È stata disposta la libertà immediata, subordinata a un programma di cure psichiatriche e a un percorso di reinserimento, per il 29enne arrestato nei giorni scorsi dopo un violento episodio avvenuto nel Pronto soccorso di Olbia. Lo ha stabilito il Tribunale di Tempio, accogliendo la linea difensiva esposta durante l’udienza di convalida, che ha illustrato al giudice le condizioni cliniche del suo assistito, già in carico ai servizi di salute mentale.

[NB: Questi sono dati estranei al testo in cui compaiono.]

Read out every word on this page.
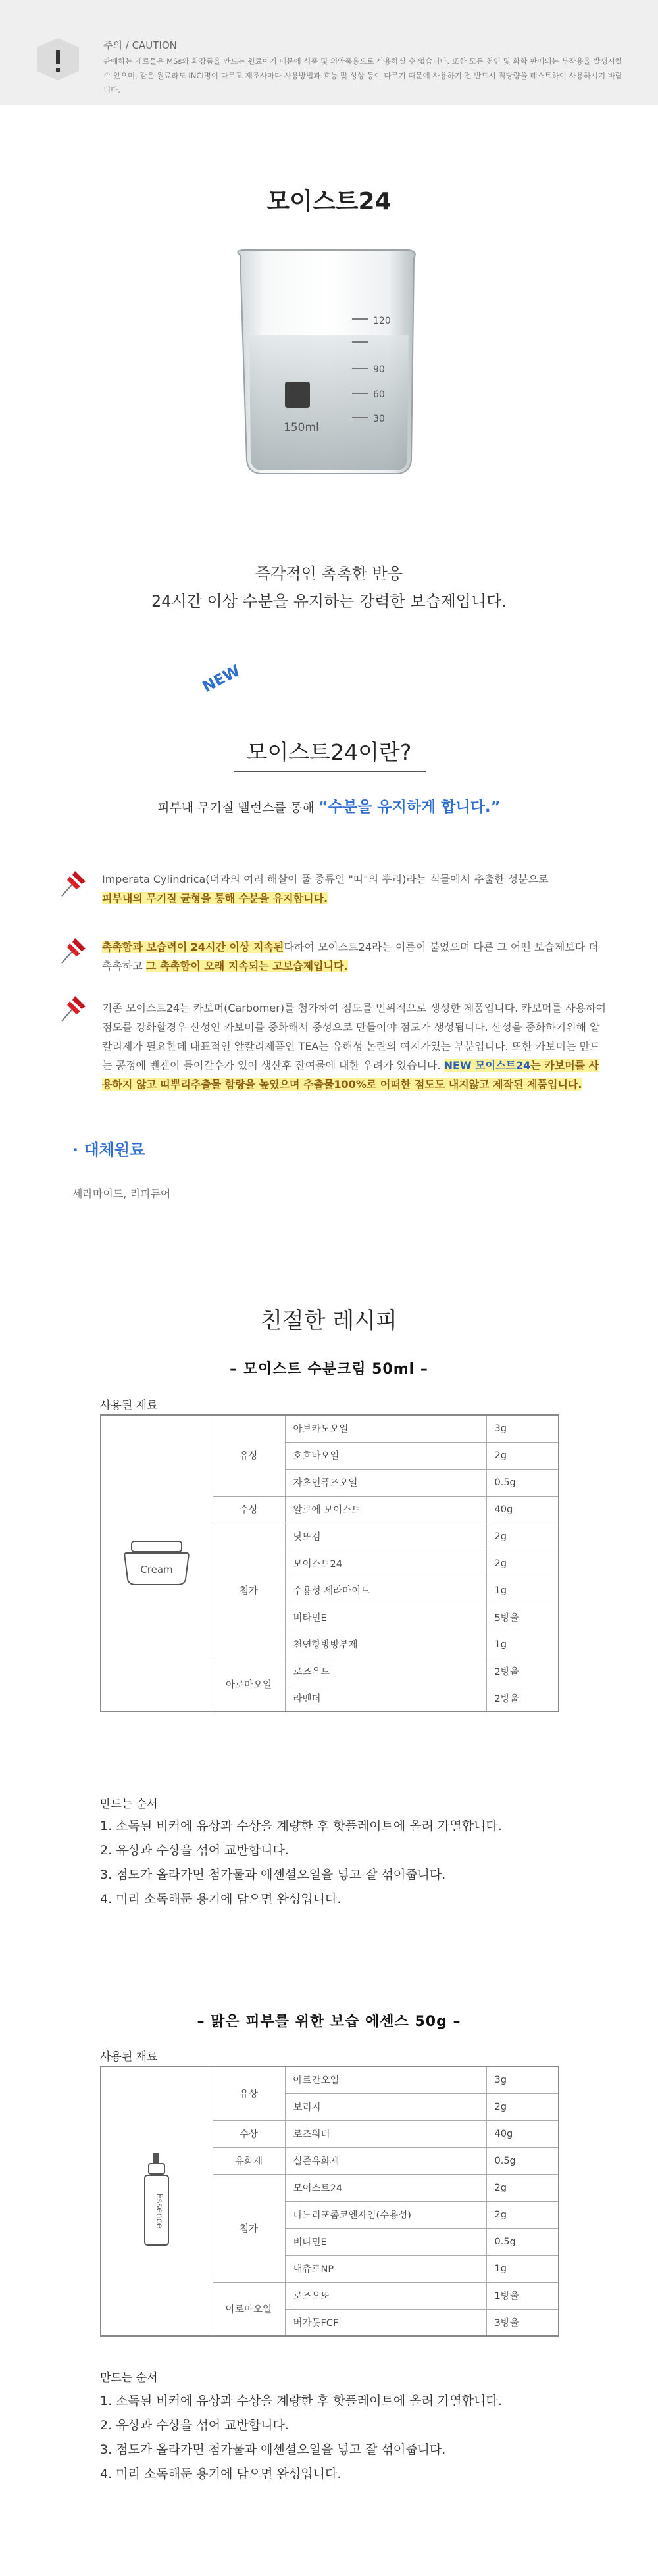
주의 / CAUTION
판매하는 재료들은 MSs와 화장품을 만드는 원료이기 때문에 식품 및 의약품용으로 사용하실 수 없습니다. 또한 모든 천연 및 화학 판매되는 부작용을 발생시킬 수 있으며, 같은 원료라도 INCI명이 다르고 제조사마다 사용방법과 효능 및 성상 등이 다르기 때문에 사용하기 전 반드시 적당량을 테스트하여 사용하시기 바랍니다.
모이스트24
120
90
60
30
150ml
즉각적인 촉촉한 반응
24시간 이상 수분을 유지하는 강력한 보습제입니다.
NEW
모이스트24이란?
피부내 무기질 밸런스를 통해 “수분을 유지하게 합니다.”
Imperata Cylindrica(벼과의 여러 해살이 풀 종류인 "띠"의 뿌리)라는 식물에서 추출한 성분으로
피부내의 무기질 균형을 통해 수분을 유지합니다.
촉촉함과 보습력이 24시간 이상 지속된다하여 모이스트24라는 이름이 붙었으며 다른 그 어떤 보습제보다 더 촉촉하고 그 촉촉함이 오래 지속되는 고보습제입니다.
기존 모이스트24는 카보머(Carbomer)를 첨가하여 점도를 인위적으로 생성한 제품입니다. 카보머를 사용하여 점도를 강화할경우 산성인 카보머를 중화해서 중성으로 만들어야 점도가 생성됩니다. 산성을 중화하기위해 알칼리제가 필요한데 대표적인 알칼리제품인 TEA는 유해성 논란의 여지가있는 부분입니다. 또한 카보머는 만드는 공정에 벤젠이 들어갈수가 있어 생산후 잔여물에 대한 우려가 있습니다. NEW 모이스트24는 카보머를 사용하지 않고 띠뿌리추출물 함량을 높였으며 추출물100%로 어떠한 점도도 내지않고 제작된 제품입니다.
· 대체원료
세라마이드, 리피듀어
친절한 레시피
– 모이스트 수분크림 50ml –
사용된 재료
Cream	유상	아보카도오일	3g
		호호바오일	2g
		자초인퓨즈오일	0.5g
	수상	알로에 모이스트	40g
	첨가	낫또검	2g
		모이스트24	2g
		수용성 세라마이드	1g
		비타민E	5방울
		천연항방방부제	1g
	아로마오일	로즈우드	2방울
		라벤더	2방울
만드는 순서
1. 소독된 비커에 유상과 수상을 계량한 후 핫플레이트에 올려 가열합니다.
2. 유상과 수상을 섞어 교반합니다.
3. 점도가 올라가면 첨가물과 에센셜오일을 넣고 잘 섞어줍니다.
4. 미리 소독해둔 용기에 담으면 완성입니다.
– 맑은 피부를 위한 보습 에센스 50g –
사용된 재료
Essence	유상	아르간오일	3g
		보리지	2g
	수상	로즈워터	40g
	유화제	실존유화제	0.5g
	첨가	모이스트24	2g
		나노리포좀코엔자임(수용성)	2g
		비타민E	0.5g
		내츄로NP	1g
	아로마오일	로즈오또	1방울
		버가못FCF	3방울
만드는 순서
1. 소독된 비커에 유상과 수상을 계량한 후 핫플레이트에 올려 가열합니다.
2. 유상과 수상을 섞어 교반합니다.
3. 점도가 올라가면 첨가물과 에센셜오일을 넣고 잘 섞어줍니다.
4. 미리 소독해둔 용기에 담으면 완성입니다.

Il ragazzo, secondo le accuse, avrebbe colpito due operatori del 118 – un’infermiera e un medico – e danneggiato gravemente alcune attrezzature ospedaliere, tra cui un computer, un defibrillatore e diversi arredi. Era stato trasportato in ospedale in regime di contenzione, dopo aver compiuto atti di autolesionismo, ma una volta liberato avrebbe iniziato a colpire persone e oggetti, fino all’intervento del personale che è riuscito a bloccarlo.
L’Azienda sanitaria di Olbia, nel frattempo, ha avviato un’indagine interna per chiarire la dinamica dell’accaduto e verificare le eventuali criticità nelle procedure adottate dal personale in servizio.